Les rumeurs avaient enflé, grossit sous l’effet des imaginations, des angoisses et des espoirs. Puis d’un seul coup la bulle avait explosé, la vérité s’était violemment imposée à tous. Des fantômes étaient sortis de la Mer des Cendres, mué par des ambitions depuis longtemps oublié ; ils avaient fait résonner dans le cœur des hommes les tambours d’une époque révolue. Ce n’était pas la première fois que des spectres hagards émergeaient de ces maudites ruines, avec l’intention naïve de reformer les Possessions. Le Fléau n’avait pas réussi à faire disparaître cet orgueil qui les avait fait chuter, ils reproduisaient les mêmes erreurs complètement aveuglées par un amour-propre qui les faisaient se croire aux portes du Panthéon.
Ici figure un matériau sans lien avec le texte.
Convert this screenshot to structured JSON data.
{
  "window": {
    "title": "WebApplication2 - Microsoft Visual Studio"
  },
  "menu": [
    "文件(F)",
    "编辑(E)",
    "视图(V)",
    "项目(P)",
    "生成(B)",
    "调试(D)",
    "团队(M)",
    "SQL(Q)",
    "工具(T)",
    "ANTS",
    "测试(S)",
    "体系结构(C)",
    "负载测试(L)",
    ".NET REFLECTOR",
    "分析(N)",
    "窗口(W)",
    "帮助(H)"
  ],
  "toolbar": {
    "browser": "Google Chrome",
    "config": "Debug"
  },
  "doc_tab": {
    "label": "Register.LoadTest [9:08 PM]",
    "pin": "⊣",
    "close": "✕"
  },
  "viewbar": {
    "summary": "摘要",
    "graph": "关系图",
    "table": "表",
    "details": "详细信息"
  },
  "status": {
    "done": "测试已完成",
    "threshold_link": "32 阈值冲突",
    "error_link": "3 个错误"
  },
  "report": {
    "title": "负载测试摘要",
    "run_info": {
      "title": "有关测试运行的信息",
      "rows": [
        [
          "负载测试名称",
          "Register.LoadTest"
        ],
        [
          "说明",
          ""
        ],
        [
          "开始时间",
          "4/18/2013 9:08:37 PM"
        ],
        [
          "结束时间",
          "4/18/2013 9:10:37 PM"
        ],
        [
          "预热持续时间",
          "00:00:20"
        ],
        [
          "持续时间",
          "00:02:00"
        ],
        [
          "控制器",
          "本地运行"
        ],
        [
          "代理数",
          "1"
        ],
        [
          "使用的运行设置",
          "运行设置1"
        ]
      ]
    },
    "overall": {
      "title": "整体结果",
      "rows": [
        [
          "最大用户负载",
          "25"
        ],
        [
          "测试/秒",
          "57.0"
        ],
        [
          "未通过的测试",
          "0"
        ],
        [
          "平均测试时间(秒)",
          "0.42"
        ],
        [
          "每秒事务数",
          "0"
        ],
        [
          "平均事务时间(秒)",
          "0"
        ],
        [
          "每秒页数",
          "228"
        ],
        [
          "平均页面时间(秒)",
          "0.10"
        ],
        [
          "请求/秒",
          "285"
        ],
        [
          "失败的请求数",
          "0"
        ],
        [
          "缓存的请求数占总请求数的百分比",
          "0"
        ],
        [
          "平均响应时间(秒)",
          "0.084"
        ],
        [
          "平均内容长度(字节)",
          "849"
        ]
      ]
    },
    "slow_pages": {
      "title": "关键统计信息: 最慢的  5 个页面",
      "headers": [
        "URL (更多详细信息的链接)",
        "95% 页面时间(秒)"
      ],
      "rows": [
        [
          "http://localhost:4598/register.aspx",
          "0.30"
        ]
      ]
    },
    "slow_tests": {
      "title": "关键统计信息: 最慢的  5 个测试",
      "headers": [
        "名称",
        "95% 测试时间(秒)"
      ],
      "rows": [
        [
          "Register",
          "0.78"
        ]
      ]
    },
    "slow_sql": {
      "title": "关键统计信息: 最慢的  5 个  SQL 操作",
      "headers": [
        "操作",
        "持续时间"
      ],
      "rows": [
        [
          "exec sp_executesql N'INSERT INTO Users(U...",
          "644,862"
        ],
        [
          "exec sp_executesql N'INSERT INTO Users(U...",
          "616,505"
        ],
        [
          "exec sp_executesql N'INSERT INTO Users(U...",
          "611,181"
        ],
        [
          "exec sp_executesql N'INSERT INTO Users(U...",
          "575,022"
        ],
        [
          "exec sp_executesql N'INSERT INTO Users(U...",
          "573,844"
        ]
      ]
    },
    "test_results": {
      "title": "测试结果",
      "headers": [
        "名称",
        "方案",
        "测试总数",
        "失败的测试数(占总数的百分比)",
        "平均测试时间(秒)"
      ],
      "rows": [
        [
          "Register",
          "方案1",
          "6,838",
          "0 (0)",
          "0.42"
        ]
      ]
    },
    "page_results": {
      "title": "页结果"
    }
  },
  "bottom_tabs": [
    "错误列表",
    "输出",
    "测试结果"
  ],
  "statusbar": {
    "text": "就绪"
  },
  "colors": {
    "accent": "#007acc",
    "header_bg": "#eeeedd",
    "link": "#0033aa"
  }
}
Même avec de maigres forces, des coffres rachitiques ; ils tentaient d’assujettir ces cités qui avaient goûté à l’amère liberté. Comme si ramener dans son joug tant d’hommes et femmes était aisé. Car sans la puissance des dragons, Valyria n’aurait été qu’une cité parmi une autre et ces revenants obsédés dépourvu du sein maternel de la Cité, du brasier de leurs créatures ne sont souvent rien que des images éphémères d’un âge qu’on a tôt fait de vouloir oublier.
Mais ces légions perdues n’étaient pas comme les autres alors que les Cités-Libres s’enorgueillissaient dans leurs prospérités éphémères, eux, travaillaient activement à faire revivre dans l’esprit et le cœur de leurs hommes la Grande et regrettée Valyria. La proclamation du Nouvel Empire Valyrien par le patriarche Valtigar avait sonné comme un coup de tonnerre, la prise odieuse de Pentos comme un coup de fouet adressé à toutes les anciennes prises de cet empire damné.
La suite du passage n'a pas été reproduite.